Ask for comprehensive testing: Standard hormone panels often miss what's happening in early perimenopause. You might benefit from more detailed hormone testing that looks at the bigger picture. Progesterone testing should be done AFTER ovulation, if you do ovulate, unless you’re doing a month long test (there are great at-home options). In the at-home tests, you’re testing pretty much daily. It’s also possible it’s due to something else like a thyroid problem or high prolactin levels! This is why I like testing.

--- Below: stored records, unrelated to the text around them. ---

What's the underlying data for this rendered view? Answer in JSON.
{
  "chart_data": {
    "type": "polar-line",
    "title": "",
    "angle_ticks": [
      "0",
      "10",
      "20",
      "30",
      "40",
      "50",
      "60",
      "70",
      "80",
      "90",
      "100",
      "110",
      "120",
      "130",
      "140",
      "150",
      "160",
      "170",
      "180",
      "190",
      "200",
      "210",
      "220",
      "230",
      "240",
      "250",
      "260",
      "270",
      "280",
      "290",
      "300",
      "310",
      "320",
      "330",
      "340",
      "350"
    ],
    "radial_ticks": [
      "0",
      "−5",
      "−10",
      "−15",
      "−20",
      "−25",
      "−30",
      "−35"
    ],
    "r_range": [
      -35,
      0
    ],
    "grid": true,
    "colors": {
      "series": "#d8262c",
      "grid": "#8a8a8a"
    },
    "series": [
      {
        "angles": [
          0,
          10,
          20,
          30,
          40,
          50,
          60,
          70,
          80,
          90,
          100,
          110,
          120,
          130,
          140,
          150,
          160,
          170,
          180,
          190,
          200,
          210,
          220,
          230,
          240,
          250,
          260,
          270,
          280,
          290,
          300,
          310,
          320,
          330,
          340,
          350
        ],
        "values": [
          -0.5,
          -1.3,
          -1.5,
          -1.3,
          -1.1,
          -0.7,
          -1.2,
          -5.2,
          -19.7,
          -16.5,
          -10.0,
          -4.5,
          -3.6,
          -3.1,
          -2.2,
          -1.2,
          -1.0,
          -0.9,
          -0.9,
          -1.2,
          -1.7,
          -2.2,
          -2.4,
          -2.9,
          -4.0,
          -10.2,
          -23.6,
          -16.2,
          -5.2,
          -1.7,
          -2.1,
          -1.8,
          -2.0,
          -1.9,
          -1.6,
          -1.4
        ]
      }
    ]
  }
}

Find the right provider: If your current doctor dismisses your concerns, it may be time to seek out someone specifically trained in perimenopause and menopause care, like integrative medicine practitioners, or menopause specialists.
The Bottom Line
A 3-day cycle change might seem minor, but it's often an early indicator of the hormonal shifts that lie ahead. You're not imagining things, you're not being dramatic(ish), and it's definitely not "fine" if you're experiencing symptoms that affect your quality of life.
Understanding what's happening in your body empowers you to make informed decisions about your health. Your perimenopause journey is uniquely yours, and it often begins with subtle signals like a slightly shorter cycle.
You have the power to advocate for yourself, trust your body's messages, and seek the care you deserve. Don't settle for being dismissed when you know something has changed.